Can we say that Adjective clause and adv clause are 2 branches of noun clause?why?
Original Post
Hi
I mean that adjective clause first of all is noun clause after that it functions as adjective or adverb clause...
Is it right?
quote:
The bad news is time flies. The good news is you're the pilot.

Hello!

There are no adjective or adverb clauses here. What you have are these:

Noun phrases:

The bad news
The good news

Noun clauses:

(that) time flies
(that) you're the pilot
_______

The function of the noun clauses is neither as an adjective nor as an adverb. It is the subject complement, which means that it is another way of stating the subject.

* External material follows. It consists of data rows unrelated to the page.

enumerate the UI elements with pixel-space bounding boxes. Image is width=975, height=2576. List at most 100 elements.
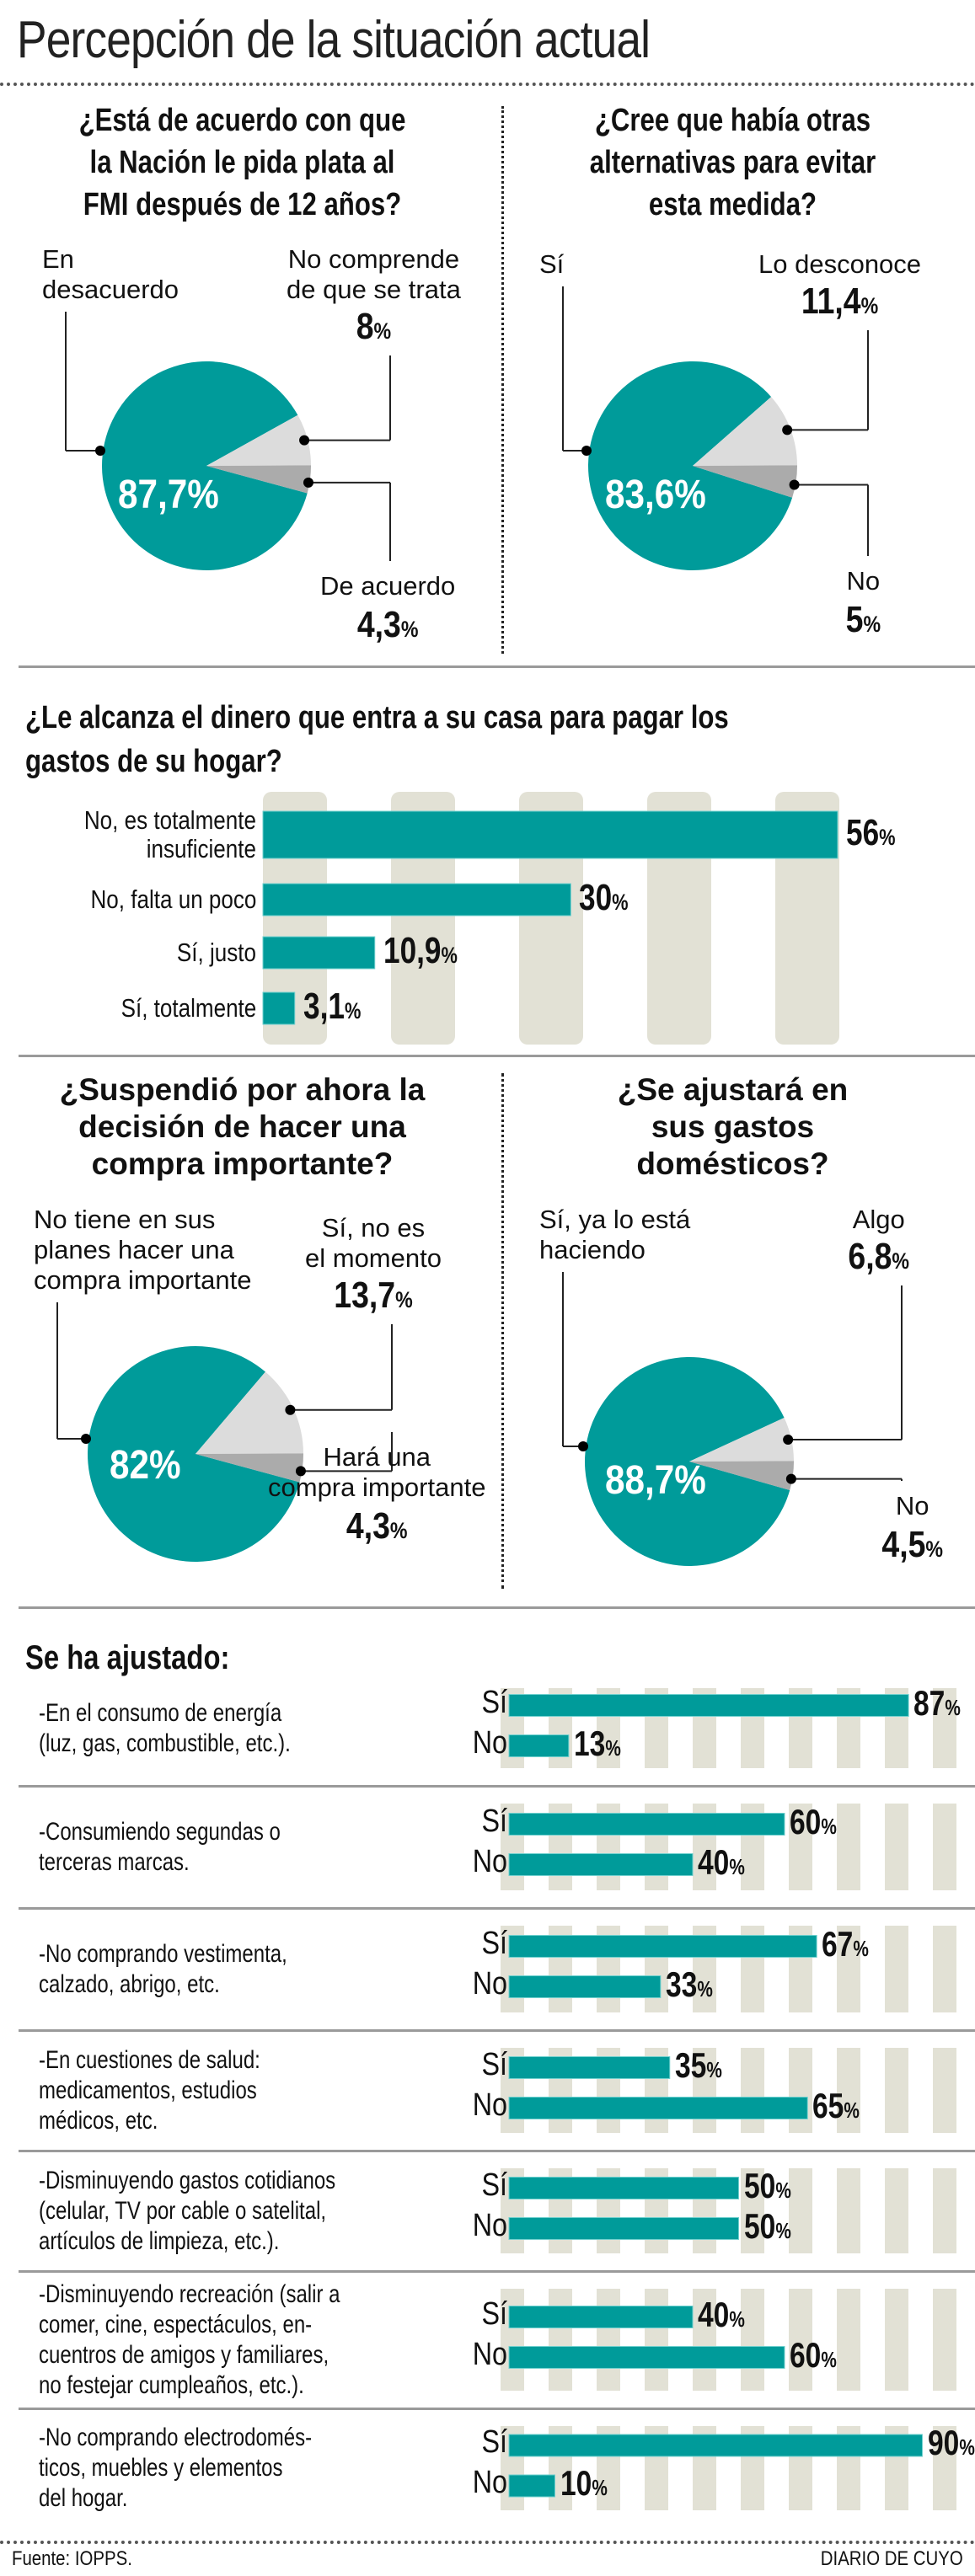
bar-category-line: Sí, justo bbox=[176, 938, 256, 967]
pie-label-secondary: Algo 6,8% bbox=[843, 1205, 914, 1281]
pie-value-secondary: 6,8% bbox=[848, 1237, 909, 1281]
bar-value-label: 40% bbox=[698, 2295, 745, 2335]
bar-value-label: 67% bbox=[822, 1924, 869, 1964]
connector-dot bbox=[789, 479, 800, 490]
pie-label-line: de que se trata bbox=[287, 275, 461, 304]
bar-value-label: 56% bbox=[846, 812, 896, 854]
bar-value-label: 40% bbox=[698, 1842, 745, 1883]
series-label-no: No bbox=[472, 2336, 507, 2372]
connector-dot bbox=[581, 446, 592, 456]
question-title-line: la Nación le pida plata al bbox=[89, 145, 395, 180]
pie-value-tertiary-number: 5 bbox=[845, 599, 864, 640]
bar-value-label-number: 50 bbox=[743, 2165, 775, 2205]
percent-sign: % bbox=[395, 1286, 413, 1312]
question-title: ¿Está de acuerdo con que la Nación le pid… bbox=[0, 99, 485, 226]
question-title-line: sus gastos bbox=[651, 1109, 815, 1144]
group-divider bbox=[19, 2408, 975, 2410]
bar-value-label-number: 50 bbox=[743, 2205, 775, 2246]
series-label-si: Sí bbox=[481, 1925, 507, 1961]
bar-value-label-number: 60 bbox=[790, 1801, 822, 1841]
bar-no bbox=[508, 1734, 570, 1757]
grid-stripe bbox=[885, 1926, 908, 2012]
series-label-si: Sí bbox=[481, 1803, 507, 1839]
connector-dot bbox=[785, 1473, 796, 1484]
grid-stripe bbox=[837, 1926, 860, 2012]
grid-stripe bbox=[933, 2426, 956, 2510]
group-label-line: -Disminuyendo recreación (salir a bbox=[39, 2279, 340, 2308]
pie-main-value: 83,6% bbox=[605, 472, 706, 518]
pie-label-line: En bbox=[42, 244, 74, 274]
grid-stripe bbox=[933, 1688, 956, 1768]
group-divider bbox=[19, 2150, 975, 2152]
percent-sign: % bbox=[853, 1935, 870, 1961]
pie-value-secondary: 11,4% bbox=[770, 281, 908, 326]
pie-value-tertiary: 5% bbox=[846, 600, 881, 644]
connector-dot bbox=[285, 1404, 296, 1415]
question-title-line: ¿Suspendió por ahora la bbox=[59, 1072, 426, 1107]
pie-value-tertiary: 4,5% bbox=[881, 1525, 943, 1569]
percent-sign: % bbox=[774, 2217, 791, 2243]
grid-stripe bbox=[693, 2289, 716, 2391]
percent-sign: % bbox=[441, 942, 458, 968]
pie-main-value-number: 88,7 bbox=[605, 1458, 675, 1503]
group-label-line: no festejar cumpleaños, etc.). bbox=[39, 2370, 304, 2399]
group-divider bbox=[19, 1785, 975, 1788]
bar-value-label-number: 10,9 bbox=[383, 930, 442, 971]
page-title: Percepción de la situación actual bbox=[17, 11, 651, 69]
series-label-no: No bbox=[472, 2465, 507, 2500]
group-label: -No comprando vestimenta, calzado, abrigo… bbox=[39, 1939, 350, 2000]
bar-si bbox=[508, 2056, 671, 2079]
grid-stripe bbox=[741, 2168, 764, 2253]
question-title-line: domésticos? bbox=[636, 1146, 829, 1181]
question-title-line: gastos de su hogar? bbox=[25, 744, 282, 779]
bar-value-label: 35% bbox=[675, 2045, 722, 2086]
series-label-si: Sí bbox=[481, 2295, 507, 2332]
pie-label-main: No tiene en sus planes hacer una compra im… bbox=[34, 1205, 251, 1296]
bar-value-label: 3,1% bbox=[303, 986, 361, 1028]
bar-category-label: No, es totalmente insuficiente bbox=[51, 806, 256, 863]
grid-stripe bbox=[837, 2048, 860, 2133]
percent-sign: % bbox=[187, 473, 219, 517]
title-divider bbox=[0, 83, 975, 86]
series-label-si: Sí bbox=[481, 2046, 507, 2082]
grid-stripe bbox=[789, 1804, 812, 1890]
bar bbox=[262, 936, 376, 970]
percent-sign: % bbox=[945, 1694, 962, 1720]
grid-stripe bbox=[789, 2048, 812, 2133]
group-label-line: -En cuestiones de salud: bbox=[39, 2045, 260, 2074]
bar-category-label: No, falta un poco bbox=[59, 885, 256, 914]
series-label-no: No bbox=[472, 1843, 507, 1879]
pie-label-line: Algo bbox=[852, 1205, 905, 1234]
percent-sign: % bbox=[344, 997, 362, 1023]
bar-value-label: 33% bbox=[666, 1964, 713, 2005]
bar-category-label: Sí, justo bbox=[162, 938, 256, 967]
question-title-line: esta medida? bbox=[648, 187, 817, 222]
grid-stripe bbox=[789, 2168, 812, 2253]
connector-dot bbox=[578, 1441, 588, 1451]
group-label: -En el consumo de energía (luz, gas, comb… bbox=[39, 1698, 353, 1759]
grid-stripe bbox=[933, 2289, 956, 2391]
pie-value-tertiary-number: 4,3 bbox=[356, 604, 401, 645]
percent-sign: % bbox=[612, 889, 629, 915]
pie-label-line: Sí, no es bbox=[321, 1213, 426, 1243]
footer-divider bbox=[0, 2541, 975, 2544]
percent-sign: % bbox=[860, 292, 879, 318]
question-title: ¿Se ajustará en sus gastos domésticos? bbox=[490, 1072, 975, 1183]
question-title-line: ¿Cree que había otras bbox=[594, 103, 871, 138]
percent-sign: % bbox=[844, 2097, 860, 2123]
bar-value-label-number: 87 bbox=[913, 1682, 946, 1723]
pie-slice-main bbox=[585, 1357, 790, 1566]
pie-label-line: No bbox=[895, 1491, 929, 1520]
pie-main-value-number: 87,7 bbox=[118, 473, 188, 517]
question-title: ¿Le alcanza el dinero que entra a su cas… bbox=[25, 696, 883, 783]
pie-label-secondary: Lo desconoce 11,4% bbox=[758, 249, 921, 326]
bar-value-label: 87% bbox=[913, 1683, 961, 1724]
bar-no bbox=[508, 2097, 808, 2119]
percent-sign: % bbox=[706, 2056, 722, 2082]
group-label-line: -En el consumo de energía bbox=[39, 1698, 282, 1727]
bar-si bbox=[508, 1813, 785, 1836]
pie-slice-secondary bbox=[196, 1371, 303, 1454]
percent-sign: % bbox=[821, 1813, 837, 1839]
pie-value-secondary-number: 11,4 bbox=[801, 281, 861, 322]
group-label-line: (celular, TV por cable o satelital, bbox=[39, 2196, 327, 2225]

In each case, you could reverse the subject and the noun complement:

That time flies is the bad news.

That you're the pilot is the good news.

Putting the sentences this way is a more formal way.
Hi
Thanks dear professor...
I think you misunderstood...This is my signature!!
"The bad news is time flies. The good news is you're the pilot."
and it's not related to my question!
I think I should correct it!
But sorry I have one more Question: what's difference between noun clause and adjective clause or adverb clause?
Thanks in advance...Smile
A clause is a group of words with a subject and verb. An independent clause can stand alone.

• I like pizza.

This is a clause. It is independent. It is also a sentence.
_______

• I like pizza that has a thin crust.

That has a thin crust is a clause. It’s not a sentence. It’s a dependent clause that can’t stand alone. It modifies pizza. It acts as an adjective, so it’s an adjective clause.
_______

• I like pizza when I’m hungry.

When I’m hungry is a clause. It’s not a sentence. It’s a dependent clause that can’t stand alone. It tells when something happens, and modifies the verb, in this case like. Since it modifies the verb, it’s an adverb clause.
_______

• I like what you said.

What you said is a dependent clause. It has a subject and a verb, but it can’t stand alone. It acts as a noun. You could replace the clause with it, that, this thing, etc. Because it acts as a noun, it’s a noun clause.